Генри Миллер прожил восемьдесят восемь лет, был пять раз женат и кроме миллионов букв и нескольких десятков книг оставил после себя ещё и тысячи акварельных рисунков, выставлявшихся ещё при его жизни по всему миру. Для современников Миллер был флагманом свободы: до него никто не писал о сексе, отчаянии и инстинкте свободы так откровенно и в таких выражениях, не ставил физическую любовь в один ряд с прочими естественными физиологическими нуждами вроде вкусного обеда и хорошего алкоголя в правильной компании. Миллер старался быть «круглым человеком», преодолевшим дихотомию между физическим и духовным, и таким образом победившим понятие греховности: всё естественно, всё природно, всё позволено. Миллер любил цитировать «Гаргантюа и Пантагрюэля» Франсуа Рабле, где была описана Телемская обитель с её надписью на вратах «Делай что хочешь!»; а также Блаженного Августина, расширившего эту формулу до «Люби Бога и делай, что хочешь». Бога Миллер понимал вне религий — он обожествлял саму жизнь, творчество и людей, а церковь посещал только в детстве — и то потому, что при ней создали юношескую военную бригаду под названием «Батарея А береговой артиллерии».

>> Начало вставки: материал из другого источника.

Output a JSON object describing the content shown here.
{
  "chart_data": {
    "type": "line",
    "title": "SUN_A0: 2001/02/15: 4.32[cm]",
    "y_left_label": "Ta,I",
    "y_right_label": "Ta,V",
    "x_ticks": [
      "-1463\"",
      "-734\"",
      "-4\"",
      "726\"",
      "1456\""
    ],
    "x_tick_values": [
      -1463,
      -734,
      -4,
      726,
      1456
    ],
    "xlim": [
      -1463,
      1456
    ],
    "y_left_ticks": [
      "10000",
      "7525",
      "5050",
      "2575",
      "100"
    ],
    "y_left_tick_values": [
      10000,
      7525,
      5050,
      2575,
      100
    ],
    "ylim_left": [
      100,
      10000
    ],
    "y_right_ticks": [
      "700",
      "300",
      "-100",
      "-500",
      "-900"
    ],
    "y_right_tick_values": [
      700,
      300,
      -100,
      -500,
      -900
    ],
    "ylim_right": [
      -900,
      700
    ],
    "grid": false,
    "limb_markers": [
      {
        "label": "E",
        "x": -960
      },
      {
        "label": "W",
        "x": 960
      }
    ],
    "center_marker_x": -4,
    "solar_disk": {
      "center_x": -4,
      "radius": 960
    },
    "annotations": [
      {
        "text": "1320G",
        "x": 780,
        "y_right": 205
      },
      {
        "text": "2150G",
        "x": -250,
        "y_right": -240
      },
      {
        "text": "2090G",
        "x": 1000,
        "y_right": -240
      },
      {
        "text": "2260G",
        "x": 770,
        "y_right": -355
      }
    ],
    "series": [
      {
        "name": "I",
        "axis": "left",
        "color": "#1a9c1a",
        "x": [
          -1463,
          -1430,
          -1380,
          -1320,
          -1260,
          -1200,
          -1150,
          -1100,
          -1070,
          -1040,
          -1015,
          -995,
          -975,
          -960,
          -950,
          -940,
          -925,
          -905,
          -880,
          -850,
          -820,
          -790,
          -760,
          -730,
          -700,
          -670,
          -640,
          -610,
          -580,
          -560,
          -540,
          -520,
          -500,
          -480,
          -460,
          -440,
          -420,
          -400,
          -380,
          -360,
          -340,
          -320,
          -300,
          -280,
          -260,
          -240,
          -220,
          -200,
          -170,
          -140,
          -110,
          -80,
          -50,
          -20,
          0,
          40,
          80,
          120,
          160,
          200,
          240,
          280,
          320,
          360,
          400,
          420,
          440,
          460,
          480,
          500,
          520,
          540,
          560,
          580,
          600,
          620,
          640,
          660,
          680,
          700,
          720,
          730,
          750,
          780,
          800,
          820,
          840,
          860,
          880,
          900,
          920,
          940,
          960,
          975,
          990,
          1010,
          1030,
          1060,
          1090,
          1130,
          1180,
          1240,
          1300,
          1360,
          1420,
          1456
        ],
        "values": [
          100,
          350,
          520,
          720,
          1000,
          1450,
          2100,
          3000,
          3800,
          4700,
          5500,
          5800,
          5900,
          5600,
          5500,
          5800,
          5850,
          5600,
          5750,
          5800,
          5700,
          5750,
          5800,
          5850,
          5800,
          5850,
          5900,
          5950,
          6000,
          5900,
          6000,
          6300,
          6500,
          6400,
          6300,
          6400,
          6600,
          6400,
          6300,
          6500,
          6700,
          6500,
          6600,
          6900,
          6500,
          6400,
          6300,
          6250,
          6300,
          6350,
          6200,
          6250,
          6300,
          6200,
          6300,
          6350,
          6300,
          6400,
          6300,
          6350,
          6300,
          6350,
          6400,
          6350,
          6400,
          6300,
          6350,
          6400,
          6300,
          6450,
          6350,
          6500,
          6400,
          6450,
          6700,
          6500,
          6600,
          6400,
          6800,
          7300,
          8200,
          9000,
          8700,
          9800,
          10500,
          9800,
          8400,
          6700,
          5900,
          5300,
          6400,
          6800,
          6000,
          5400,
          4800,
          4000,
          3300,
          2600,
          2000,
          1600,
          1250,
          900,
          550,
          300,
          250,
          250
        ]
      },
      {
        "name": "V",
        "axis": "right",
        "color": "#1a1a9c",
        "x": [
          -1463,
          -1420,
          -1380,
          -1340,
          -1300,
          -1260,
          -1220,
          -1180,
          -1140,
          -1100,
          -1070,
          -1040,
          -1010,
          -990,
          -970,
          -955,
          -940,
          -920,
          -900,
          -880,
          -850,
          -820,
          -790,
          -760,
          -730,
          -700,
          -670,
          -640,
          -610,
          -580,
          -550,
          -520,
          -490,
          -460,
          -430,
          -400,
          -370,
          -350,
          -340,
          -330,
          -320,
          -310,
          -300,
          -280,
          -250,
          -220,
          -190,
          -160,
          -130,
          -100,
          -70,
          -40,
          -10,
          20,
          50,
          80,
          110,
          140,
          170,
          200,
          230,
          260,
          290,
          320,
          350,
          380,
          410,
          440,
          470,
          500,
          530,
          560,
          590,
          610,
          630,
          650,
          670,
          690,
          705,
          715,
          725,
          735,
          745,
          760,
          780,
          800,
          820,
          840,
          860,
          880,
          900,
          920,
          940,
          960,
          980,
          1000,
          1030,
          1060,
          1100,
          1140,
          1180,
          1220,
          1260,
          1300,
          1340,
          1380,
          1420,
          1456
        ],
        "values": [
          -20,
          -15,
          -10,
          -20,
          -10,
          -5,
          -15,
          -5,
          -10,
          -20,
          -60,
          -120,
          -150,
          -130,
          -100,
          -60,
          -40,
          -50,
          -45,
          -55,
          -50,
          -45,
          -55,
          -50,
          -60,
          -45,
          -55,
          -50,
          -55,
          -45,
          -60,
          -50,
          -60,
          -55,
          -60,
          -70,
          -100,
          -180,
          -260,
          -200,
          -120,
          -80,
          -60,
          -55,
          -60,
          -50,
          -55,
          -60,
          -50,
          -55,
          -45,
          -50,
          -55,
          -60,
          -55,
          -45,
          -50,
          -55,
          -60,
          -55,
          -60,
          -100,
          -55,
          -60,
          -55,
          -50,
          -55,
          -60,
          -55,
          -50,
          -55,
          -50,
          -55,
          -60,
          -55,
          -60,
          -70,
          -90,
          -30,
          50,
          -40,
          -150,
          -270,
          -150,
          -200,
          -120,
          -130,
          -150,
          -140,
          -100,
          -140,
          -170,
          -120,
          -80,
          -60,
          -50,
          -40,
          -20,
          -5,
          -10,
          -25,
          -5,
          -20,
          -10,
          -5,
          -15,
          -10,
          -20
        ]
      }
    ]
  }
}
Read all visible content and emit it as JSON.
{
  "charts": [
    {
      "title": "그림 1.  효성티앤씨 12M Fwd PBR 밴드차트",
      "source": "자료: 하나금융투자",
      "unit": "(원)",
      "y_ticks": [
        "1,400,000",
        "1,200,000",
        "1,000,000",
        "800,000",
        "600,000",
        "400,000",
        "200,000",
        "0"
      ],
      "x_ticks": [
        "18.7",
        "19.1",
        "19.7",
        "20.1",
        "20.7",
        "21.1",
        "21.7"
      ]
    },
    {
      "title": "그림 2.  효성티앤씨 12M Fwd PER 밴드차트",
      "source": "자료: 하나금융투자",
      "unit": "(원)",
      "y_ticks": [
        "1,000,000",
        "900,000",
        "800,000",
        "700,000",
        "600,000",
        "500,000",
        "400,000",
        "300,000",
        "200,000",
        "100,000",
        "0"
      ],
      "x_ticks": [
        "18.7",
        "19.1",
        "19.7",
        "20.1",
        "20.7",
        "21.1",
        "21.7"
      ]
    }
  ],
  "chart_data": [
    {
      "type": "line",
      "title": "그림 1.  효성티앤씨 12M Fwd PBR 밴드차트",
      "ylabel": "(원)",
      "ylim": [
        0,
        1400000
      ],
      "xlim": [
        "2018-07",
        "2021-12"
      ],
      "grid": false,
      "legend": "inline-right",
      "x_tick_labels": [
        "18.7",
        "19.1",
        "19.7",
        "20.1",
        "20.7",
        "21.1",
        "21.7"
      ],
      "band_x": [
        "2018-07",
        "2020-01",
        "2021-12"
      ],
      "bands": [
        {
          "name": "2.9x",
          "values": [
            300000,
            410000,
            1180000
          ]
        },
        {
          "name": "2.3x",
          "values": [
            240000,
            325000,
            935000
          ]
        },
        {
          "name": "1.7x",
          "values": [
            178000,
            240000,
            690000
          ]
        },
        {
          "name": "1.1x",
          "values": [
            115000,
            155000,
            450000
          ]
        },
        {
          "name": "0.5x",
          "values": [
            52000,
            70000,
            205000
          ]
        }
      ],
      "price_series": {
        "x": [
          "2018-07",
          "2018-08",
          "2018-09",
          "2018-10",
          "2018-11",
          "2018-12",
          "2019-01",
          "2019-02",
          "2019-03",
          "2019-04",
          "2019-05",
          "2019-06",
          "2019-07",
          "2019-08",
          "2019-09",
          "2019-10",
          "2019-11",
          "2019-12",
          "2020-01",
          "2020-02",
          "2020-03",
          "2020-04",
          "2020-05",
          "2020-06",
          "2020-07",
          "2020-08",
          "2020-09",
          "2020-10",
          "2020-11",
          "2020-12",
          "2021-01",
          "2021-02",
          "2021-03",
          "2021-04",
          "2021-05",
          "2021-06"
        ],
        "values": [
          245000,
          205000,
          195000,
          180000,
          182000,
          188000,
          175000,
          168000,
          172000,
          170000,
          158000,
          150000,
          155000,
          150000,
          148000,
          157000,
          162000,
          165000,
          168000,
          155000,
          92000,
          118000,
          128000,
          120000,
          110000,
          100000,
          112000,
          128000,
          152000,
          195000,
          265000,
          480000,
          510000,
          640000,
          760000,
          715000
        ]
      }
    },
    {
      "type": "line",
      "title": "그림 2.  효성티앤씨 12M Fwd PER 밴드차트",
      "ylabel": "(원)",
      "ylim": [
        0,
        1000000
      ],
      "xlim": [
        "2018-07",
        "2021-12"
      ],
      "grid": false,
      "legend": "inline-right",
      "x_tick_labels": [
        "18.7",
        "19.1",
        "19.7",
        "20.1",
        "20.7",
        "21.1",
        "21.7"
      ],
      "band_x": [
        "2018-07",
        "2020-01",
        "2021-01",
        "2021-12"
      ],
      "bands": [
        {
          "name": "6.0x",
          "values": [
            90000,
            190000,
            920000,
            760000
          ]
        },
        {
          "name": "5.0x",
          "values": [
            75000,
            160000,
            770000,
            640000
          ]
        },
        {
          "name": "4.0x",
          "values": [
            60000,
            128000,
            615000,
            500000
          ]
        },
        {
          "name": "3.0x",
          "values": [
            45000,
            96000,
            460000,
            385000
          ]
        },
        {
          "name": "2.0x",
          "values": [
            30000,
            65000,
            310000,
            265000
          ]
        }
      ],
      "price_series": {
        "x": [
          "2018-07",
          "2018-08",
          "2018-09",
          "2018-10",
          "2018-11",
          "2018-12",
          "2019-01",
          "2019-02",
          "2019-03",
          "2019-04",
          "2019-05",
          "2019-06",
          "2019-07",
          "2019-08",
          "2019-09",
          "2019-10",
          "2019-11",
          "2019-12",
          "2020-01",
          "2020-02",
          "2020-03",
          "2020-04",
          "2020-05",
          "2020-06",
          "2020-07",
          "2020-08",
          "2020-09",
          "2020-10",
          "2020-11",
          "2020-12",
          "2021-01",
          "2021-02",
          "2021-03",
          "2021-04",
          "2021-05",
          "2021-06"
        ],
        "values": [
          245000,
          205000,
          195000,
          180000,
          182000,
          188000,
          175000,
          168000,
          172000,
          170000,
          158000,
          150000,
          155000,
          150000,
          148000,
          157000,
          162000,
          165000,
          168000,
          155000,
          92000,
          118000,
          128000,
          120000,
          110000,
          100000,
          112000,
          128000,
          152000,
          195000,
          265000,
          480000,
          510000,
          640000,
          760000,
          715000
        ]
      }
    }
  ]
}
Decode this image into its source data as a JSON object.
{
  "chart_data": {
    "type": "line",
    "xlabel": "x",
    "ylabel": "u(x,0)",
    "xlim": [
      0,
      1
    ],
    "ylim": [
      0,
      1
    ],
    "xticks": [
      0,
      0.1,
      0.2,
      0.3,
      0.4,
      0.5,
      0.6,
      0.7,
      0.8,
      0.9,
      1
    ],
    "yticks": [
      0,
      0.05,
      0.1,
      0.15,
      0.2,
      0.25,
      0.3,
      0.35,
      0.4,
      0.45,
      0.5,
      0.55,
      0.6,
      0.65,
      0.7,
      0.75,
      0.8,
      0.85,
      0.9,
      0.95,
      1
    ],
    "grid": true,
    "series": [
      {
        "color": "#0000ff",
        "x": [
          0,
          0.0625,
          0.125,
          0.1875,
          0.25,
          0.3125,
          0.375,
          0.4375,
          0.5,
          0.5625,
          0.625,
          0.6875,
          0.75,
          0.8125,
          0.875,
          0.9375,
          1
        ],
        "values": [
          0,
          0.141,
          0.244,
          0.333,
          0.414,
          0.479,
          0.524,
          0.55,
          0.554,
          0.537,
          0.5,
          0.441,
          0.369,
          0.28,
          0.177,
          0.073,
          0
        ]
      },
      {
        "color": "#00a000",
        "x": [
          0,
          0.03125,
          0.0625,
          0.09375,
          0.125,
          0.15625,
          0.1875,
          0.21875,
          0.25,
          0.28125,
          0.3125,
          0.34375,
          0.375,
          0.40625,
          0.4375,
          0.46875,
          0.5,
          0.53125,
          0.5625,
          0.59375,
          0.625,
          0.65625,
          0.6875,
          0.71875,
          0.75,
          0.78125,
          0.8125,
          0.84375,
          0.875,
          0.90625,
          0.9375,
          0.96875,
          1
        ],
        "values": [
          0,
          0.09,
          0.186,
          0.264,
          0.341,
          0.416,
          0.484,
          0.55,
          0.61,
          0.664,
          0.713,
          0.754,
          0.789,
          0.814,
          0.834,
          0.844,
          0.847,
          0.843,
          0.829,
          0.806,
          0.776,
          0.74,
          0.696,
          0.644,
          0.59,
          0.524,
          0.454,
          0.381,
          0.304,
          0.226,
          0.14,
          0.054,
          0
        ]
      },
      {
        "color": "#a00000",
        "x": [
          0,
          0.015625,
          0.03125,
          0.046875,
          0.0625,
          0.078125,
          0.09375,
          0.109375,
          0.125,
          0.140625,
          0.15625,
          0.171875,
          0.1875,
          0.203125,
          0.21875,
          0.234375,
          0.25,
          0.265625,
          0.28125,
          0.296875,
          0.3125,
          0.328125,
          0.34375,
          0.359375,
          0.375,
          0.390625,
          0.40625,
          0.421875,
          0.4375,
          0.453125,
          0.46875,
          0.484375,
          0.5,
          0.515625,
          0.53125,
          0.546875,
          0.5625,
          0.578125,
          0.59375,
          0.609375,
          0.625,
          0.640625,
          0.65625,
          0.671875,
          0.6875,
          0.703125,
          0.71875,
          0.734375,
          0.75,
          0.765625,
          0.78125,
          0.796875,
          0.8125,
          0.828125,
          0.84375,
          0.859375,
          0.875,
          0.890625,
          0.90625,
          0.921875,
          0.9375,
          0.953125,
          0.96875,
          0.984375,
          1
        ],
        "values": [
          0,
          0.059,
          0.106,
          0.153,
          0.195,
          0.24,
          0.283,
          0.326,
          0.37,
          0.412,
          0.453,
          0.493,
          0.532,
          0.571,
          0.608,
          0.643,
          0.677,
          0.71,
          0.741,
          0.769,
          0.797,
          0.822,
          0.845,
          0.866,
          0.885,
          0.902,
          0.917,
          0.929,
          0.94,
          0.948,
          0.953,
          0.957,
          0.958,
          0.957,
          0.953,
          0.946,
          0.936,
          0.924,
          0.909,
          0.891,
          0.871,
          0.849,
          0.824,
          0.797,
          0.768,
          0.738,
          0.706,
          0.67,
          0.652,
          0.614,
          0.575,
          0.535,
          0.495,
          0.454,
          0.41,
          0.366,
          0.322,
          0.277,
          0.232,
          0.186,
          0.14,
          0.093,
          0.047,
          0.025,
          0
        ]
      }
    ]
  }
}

Издание «Тропика Рака» в США в 1961 году сработало как один из основных триггеров сексуальной революции и выполнило функцию своеобразного цензурного ледокола: несколько лет после его выхода издательство таскали по судам, пытаясь доказать, что они незаконно печатают порнографию. Только к 1964 году издателям удалось в суде обосновать, что книги Миллера имеют в первую очередь художественную ценность, а сам он — культурное достояние США, а не скабрёзный смутьян, пишущий похабные книжонки. Дело «Тропиков» воодушевило целую плеяду молодых американских писателей, впоследствии названных битниками: Уильям Берроуз, Джек Керуак и Аллен Гинзберг стали открыто писать о сексе, наркотиках, гомосексуальной любви и других признаках сексуальной революции и либерализации общества. Проза Миллера показала, что добро и зло — вымышленные категории, что есть человек и его нужно принимать целиком, без остатка; что простая жизнь, а не героические приключения, может быть осмысленной, одухотворённой и переполненной до краёв: «Как это прекрасно! Это означает, что важна душа, Святой Дух, — не нравственность, но этика. Тот, у кого в теле здоровый дух, не совершит дурного поступка. Тогда, поступая как хочется, человек может доставить лишь счастье — себе и своему ближнему».